We went through a rigorous testing process, from the type of paint that goes onto the helmet to the layers of paint. It’s down to the millimeter. [Once it’s painted,] an all over graphic goes on the helmet. The wrap is actually more delicate than the paint. 

navy midshipmen under armour fleet helmets

[Generally,] the uniform process takes about 18 months. We already know what our team’s uniforms will look like in 2016 and we’re just about to start on 2017 designs. We don’t just do something because it’s cool or it’s a trend. If you do that, you look back on it in three years or 10 years and wonder why the team wore what they wore. Everything we do has a story built around it – whether it’s a story about the university, something historic, for a special cause or game. It relates to something more important than us just creating artwork. It’s hard because when you create art it’s entirely subjective. Our goal isn’t to make people love the art. Our job is to help people appreciate the story. 

Most of the time players aren’t involved in the process because it’s supposed to feel special for them. A lot of schools use it as an extra bit of motivation. We’ll work with players to get feedback on fit and performance – the fabric, things that make the uniform function and work better – but in terms of the actual visual, often times we keep it as a surprise for the players. 

We also don’t work with that many schools because we want to add a lot of flavor and personal touches. Before we ever put pen to paper, we have conversations with the schools to see what story they want to tell. It allows our design team to come up with different concepts, sketches, and storytelling. We present that to the school and they have the chance to give us their feedback. We make changes based on their feedback because ultimately it’s up to the school. 

Growing up, I always used to draw uniforms for fun. I would sketch a baseball stadium and then create an imaginary team that would play in my designs. I had a whole book of teams and uniforms for every possible sport. 

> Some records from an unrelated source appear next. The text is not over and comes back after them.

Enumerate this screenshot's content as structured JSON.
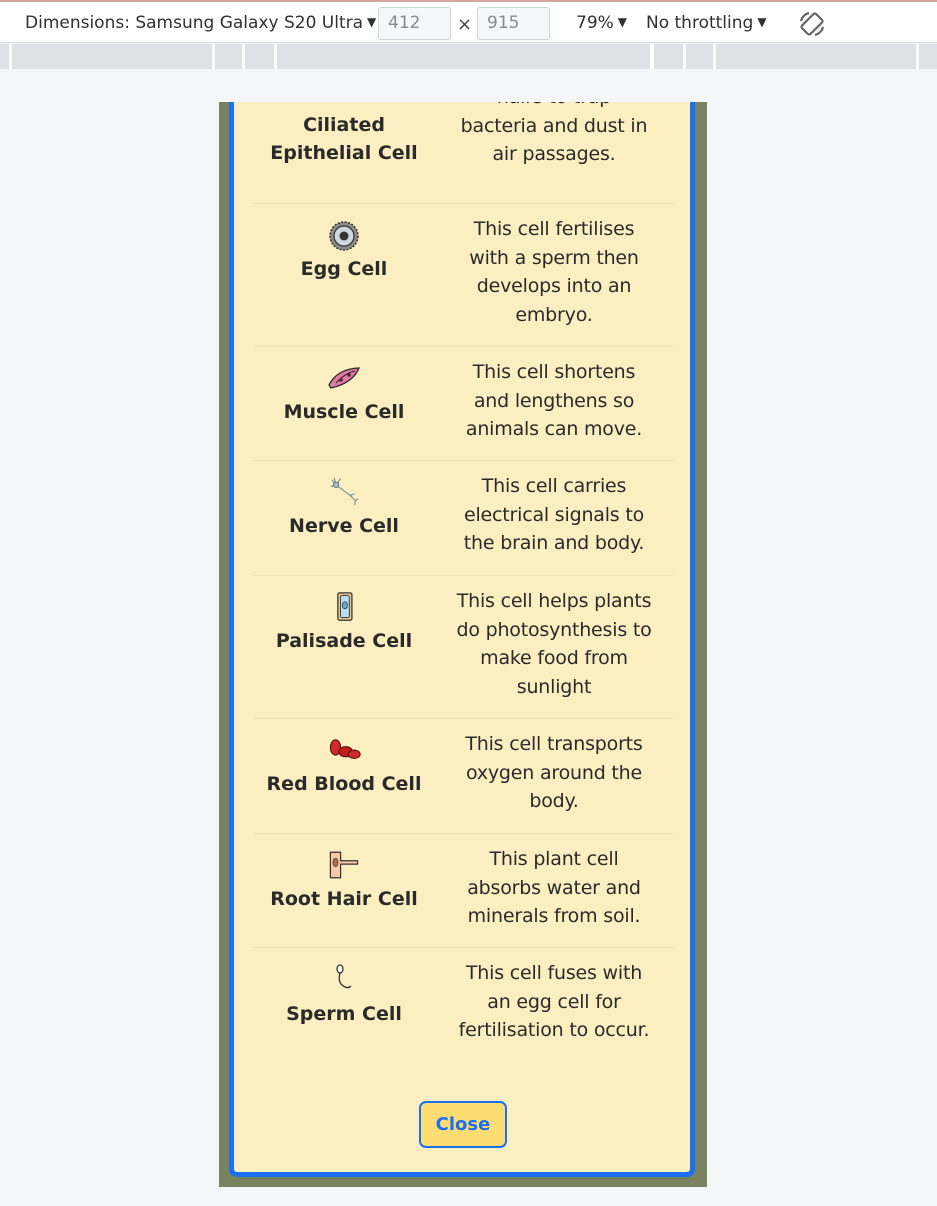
{
  "devtools": {
    "dimensions_label": "Dimensions: Samsung Galaxy S20 Ultra",
    "width": "412",
    "height": "915",
    "times": "×",
    "zoom": "79%",
    "throttling": "No throttling",
    "caret": "▼"
  },
  "cells": [
    {
      "name_lines": [
        "Ciliated",
        "Epithelial Cell"
      ],
      "desc_lines": [
        "hairs to trap",
        "bacteria and dust in",
        "air passages."
      ],
      "icon": "none"
    },
    {
      "name_lines": [
        "Egg Cell"
      ],
      "desc_lines": [
        "This cell fertilises",
        "with a sperm then",
        "develops into an",
        "embryo."
      ],
      "icon": "egg-cell-icon"
    },
    {
      "name_lines": [
        "Muscle Cell"
      ],
      "desc_lines": [
        "This cell shortens",
        "and lengthens so",
        "animals can move."
      ],
      "icon": "muscle-cell-icon"
    },
    {
      "name_lines": [
        "Nerve Cell"
      ],
      "desc_lines": [
        "This cell carries",
        "electrical signals to",
        "the brain and body."
      ],
      "icon": "nerve-cell-icon"
    },
    {
      "name_lines": [
        "Palisade Cell"
      ],
      "desc_lines": [
        "This cell helps plants",
        "do photosynthesis to",
        "make food from",
        "sunlight"
      ],
      "icon": "palisade-cell-icon"
    },
    {
      "name_lines": [
        "Red Blood Cell"
      ],
      "desc_lines": [
        "This cell transports",
        "oxygen around the",
        "body."
      ],
      "icon": "red-blood-cell-icon"
    },
    {
      "name_lines": [
        "Root Hair Cell"
      ],
      "desc_lines": [
        "This plant cell",
        "absorbs water and",
        "minerals from soil."
      ],
      "icon": "root-hair-cell-icon"
    },
    {
      "name_lines": [
        "Sperm Cell"
      ],
      "desc_lines": [
        "This cell fuses with",
        "an egg cell for",
        "fertilisation to occur."
      ],
      "icon": "sperm-cell-icon"
    }
  ],
  "close_label": "Close",
  "colors": {
    "modal_background": "#fbefc1",
    "modal_border": "#1d6ff2",
    "page_background": "#77825e",
    "button_background": "#fbdd73"
  }
}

After I graduated from college I was working for a company doing graphic design when we started working on a logo project for a university. The project ultimately fell through, but something important happened: I started drawing uniforms again – this time on a computer. I applied for a job at Under Armour, and during my interview I realized I was a little underqualified for the job. Fortunately, the people interviewing me saw that I was passionate and hired me. The plan was to eventually find me a role in their uniform process.  

On my third day, we signed an all-school contract with Auburn University. My dream came true way earlier than anyone expected and the rest, as they say, is history.